1) The blacklist_domains uses an nwildsearch, so if you're trying to use a sub-string match, you'd need the * character, eg:

Code:

*.date
*.loan
*.website
assuming those are the extensions you're after.

2) As for the ESF score of 62, that would be 30 for the failed SPF, and 32 for the SpamAssassin report (3.2 x 10).
The lookup:

Code:

dig -x 192.162.24.180
does have a valid rDNS ... but the resulting hostname does *not* resolve, which is likely what SA is talking about. ESF does not do this extra check.

The spamhaus not blocking, then blocking could be either the IP not being listed yet, then being flagged 20 minutes later (seems to still be listed, when I manually checked, returns 127.0.0.3)
OR it might be the dns servers being used, in case they're doing too many RBL queries, and the RBL servers end up blocking them.
We do recommend using 127.0.0.1 in the /etc/resolv.conf so that your own server does the dns lookups, as it would have fewer total queries from you IP, vs any mass recursive servers, which would quickly get blocked.
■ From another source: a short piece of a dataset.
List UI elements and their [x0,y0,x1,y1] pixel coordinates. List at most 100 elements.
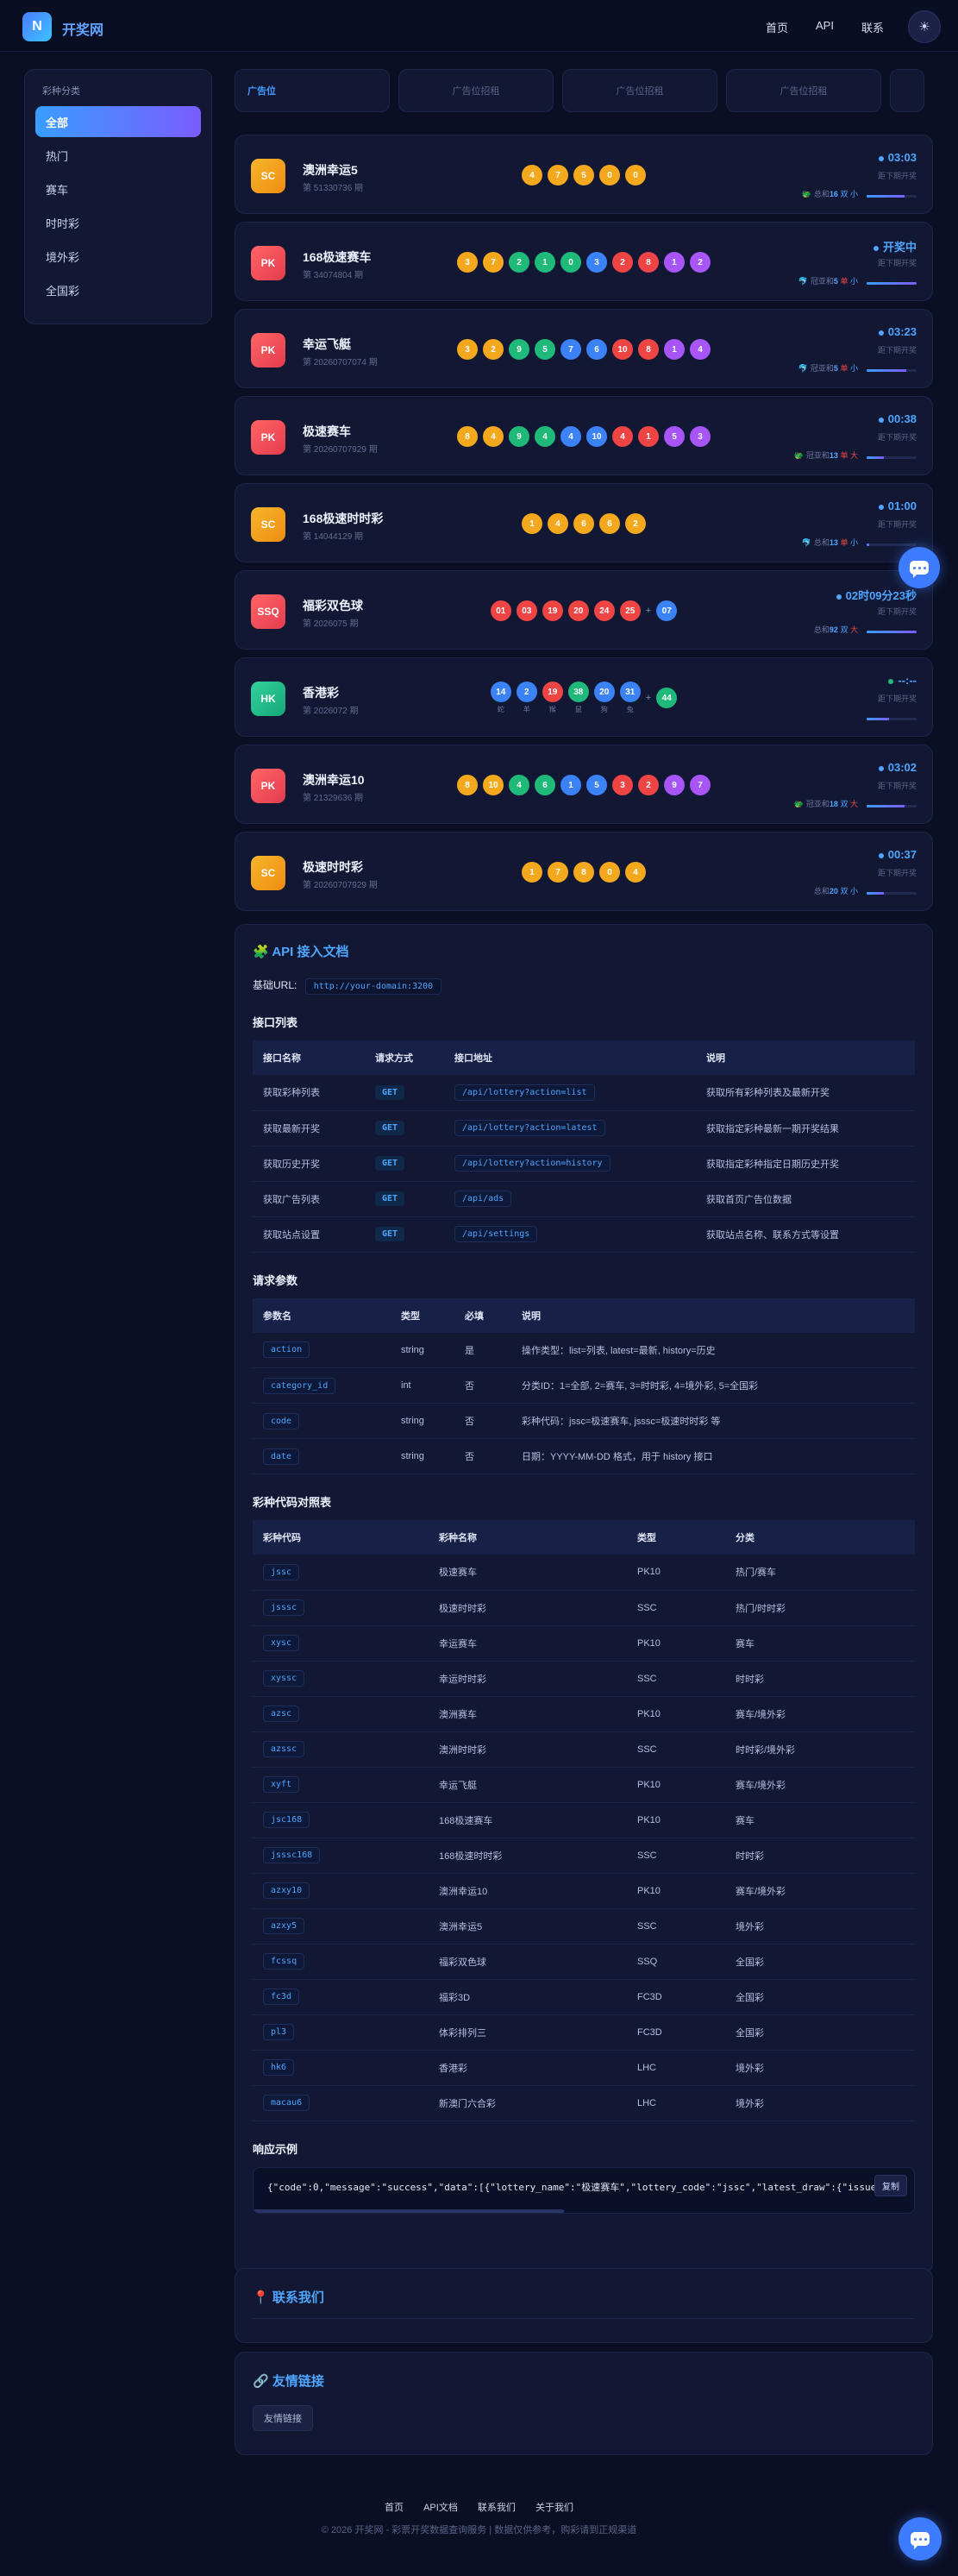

3) The HELO, I don't believe ESF checks. That's probably doing a forward dns check, where the rDNS must match the forward dns IP from the result.
So the 0.9 you're trying to count 30 for ESF isn't there. Only the 1.0 SPF check is the 30.

---

Anyway, the spam looks like it wasn't spammy enough to get through.
You could bump up the forward lookup score a bit.. but many servers will fail that, so I wouldn't go anywhere above 1.5-2.0 (from 0.9):
https://help.directadmin.com/item.php?id=531

But using the correct *.loan in the blacklist_domains would solve that, assuming you never want *.loan emails.